On April 1 and 2, 2023, the Pennsylvania Labor History Society and Battle of Homestead Foundation present a two-day gathering commemorating the 1922-23 United Mine Workers strike based in Windber, PA and the 1924 street battle between citizens of Lilly, PA and the Ku Klux Klan.
These centennial recognitions of headline events from the 1920s mark decisive turning points in America’s progress toward religious tolerance and union rights and are OPEN TO THE PUBLIC.
On Sat. Apr. 1, the 1922-23 United Mine Workers strike for union recognition will be discussed at a gathering of the Pennsylvania Labor History Society in Windber’s Slovak Educational Club, 1300 Jackson Avenue. Panels include “Women in Coal and Steel”, “John Brophy and Labor Education” and “Eastern Europeans and American Labor History”. Labor singer/songwriter Tom Breiding will perform, and recipients will be named for the Society’s annual Mother Jones Award, Irwin Marcus Worker Education Award and William Sylvis Labor Award.
The 1922-23 strike was the first natiowide walkout by both anthracite and bituminous miners, with more than 600,000 miners demanding better wages, improved safety conditions, the right to collective bargaining and legal protection from the systemic corporate violence and intimidation that pervaded company-run coal towns across the U.S.
On Sun. Apr. 2, twenty miles to the northeast in Cambria County, the borough of Lilly will commemorate what historians have dubbed the Lilly Anti-Klan Riot — the evening of Apr. 5, 1924 when local citizens forcibly prevented an armed contingent of 400 hooded Ku Klux Klan members from entering town and terrorizing the town’s immigrant population. The Lilly riot was among the most publicized of the decade’s many civil disturbances in which small-town inhabitants vigorously pushed back against the Klan’s anti-immigrant, anti-Catholic incursions.

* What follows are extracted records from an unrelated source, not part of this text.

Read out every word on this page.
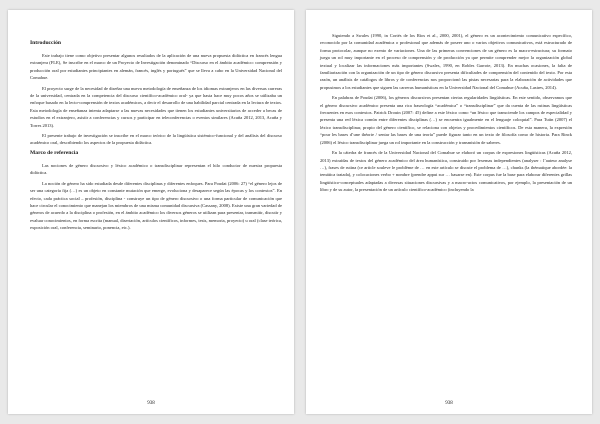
Introducción

Este trabajo tiene como objetivo presentar algunos resultados de la aplicación de una nueva propuesta didáctica en francés lengua extranjera (FLE), Se inscribe en el marco de un Proyecto de Investigación denominado “Discurso en el ámbito académico: comprensión y producción oral por estudiantes principiantes en alemán, francés, inglés y portugués” que se lleva a cabo en la Universidad Nacional del Comahue.

El proyecto surge de la necesidad de diseñar una nueva metodología de enseñanza de los idiomas extranjeros en las diversas carreras de la universidad, centrada en la competencia del discurso científico-académico oral- ya que hasta hace muy pocos años se utilizaba un enfoque basado en la lecto-comprensión de textos académicos, a decir el desarrollo de una habilidad parcial centrada en la lectura de textos. Esta metodología de enseñanza intenta adaptarse a las nuevas necesidades que tienen los estudiantes universitarios de acceder a becas de estudios en el extranjero, asistir a conferencias y cursos y participar en teleconferencias o eventos similares (Acuña 2012, 2013, Acuña y Torres 2013).

El presente trabajo de investigación se inscribe en el marco teórico de la lingüística sistémico-funcional y del análisis del discurso académico oral, describiendo los aspectos de la propuesta didáctica.

Marco de referencia

Las nociones de género discursivo y léxico académico o transdisciplinar representan el hilo conductor de nuestra propuesta didáctica.

La noción de género ha sido estudiada desde diferentes disciplinas y diferentes enfoques. Para Poudat (2006: 27) “el género lejos de ser una categoría fija (…) es un objeto en constante mutación que emerge, evoluciona y desaparece según las épocas y los contextos”. En efecto, cada práctica social – profesión, disciplina - construye un tipo de género discursivo o una forma particular de comunicación que hace circular el conocimiento que manejan los miembros de una misma comunidad discursiva (Cassany, 2008). Existe una gran variedad de géneros de acuerdo a la disciplina o profesión, en el ámbito académico los diversos géneros se utilizan para presentar, transmitir, discutir y evaluar conocimientos, en forma escrita (manual, disertación, artículos científicos, informes, tesis, memoria, proyecto) u oral (clase teórica, exposición oral, conferencia, seminario, ponencia, etc.).

938

Siguiendo a Swales (1990, in Cortés de los Ríos et al., 2000, 2001), el género es un acontecimiento comunicativo específico, reconocido por la comunidad académica o profesional que además de poseer uno o varios objetivos comunicativos, está estructurado de forma protocolar, aunque no exento de variaciones. Una de las primeras convenciones de un género es la macro-estructura; su formato juega un rol muy importante en el proceso de comprensión y de producción ya que permite comprender mejor la organización global textual y localizar las informaciones más importantes (Swales, 1990, en Robles Garrote, 2013). En muchas ocasiones, la falta de familiarización con la organización de un tipo de género discursivo presenta dificultades de comprensión del contenido del texto. Por esta razón, un análisis de catálogos de libros y de conferencias nos proporcionó las pistas necesarias para la elaboración de actividades que propusimos a los estudiantes que siguen las carreras humanísticas en la Universidad Nacional del Comahue (Acuña, Lastres, 2014).

En palabras de Poudat (2006), los géneros discursivos presentan ciertas regularidades lingüísticas. En este sentido, observamos que el género discursivo académico presenta una rica fraseología “académica” o “transdisciplinar” que da cuenta de las rutinas lingüísticas frecuentes en esos contextos. Patrick Drouin (2007: 45) define a este léxico como “un léxico que transciende los campos de especialidad y presenta una red léxica común entre diferentes disciplinas (…) se encuentra igualmente en el lenguaje coloquial”. Para Tutin (2007) el léxico transdisciplinar, propio del género científico, se relaciona con objetos y procedimientos científicos. De esta manera, la expresión “pour les bases d’une théorie / sentar las bases de una teoría” puede figurar tanto en un texto de filosofía como de historia. Para Rinck (2006) el léxico transdisciplinar juega un rol importante en la construcción y transmisión de saberes.

En la cátedra de francés de la Universidad Nacional del Comahue se elaboró un corpus de expresiones lingüísticas (Acuña 2012, 2013) extraídas de textos del género académico del área humanística, construido por lexemas independientes (analyser : l’auteur analyse …), frases de rutina (ce article souleve le problème de … en este artículo se discute el problema de …), chunks (la thématique abordée: la temática tratada), y colocaciones verbo + nombre (prendre appui sur … basarse en). Este corpus fue la base para elaborar diferentes grillas lingüístico-conceptuales adaptadas a diversas situaciones discursivas y a macro-actos comunicativos, por ejemplo, la presentación de un libro y de su autor, la presentación de un artículo científico-académico (incluyendo la

938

Panels held at the Lilly Community Center/Library, 101 Memorial Drive, include “A Vote is a Fire Escape – the Untold Story of How Women took the Vote”, “The Struggle of Women and African Americans in the Workplace” and “The Attack by the KKK on the Community of Lilly”. Musician Jason Kendall will perform, and there will be a tour of Lilly’s several historical monuments.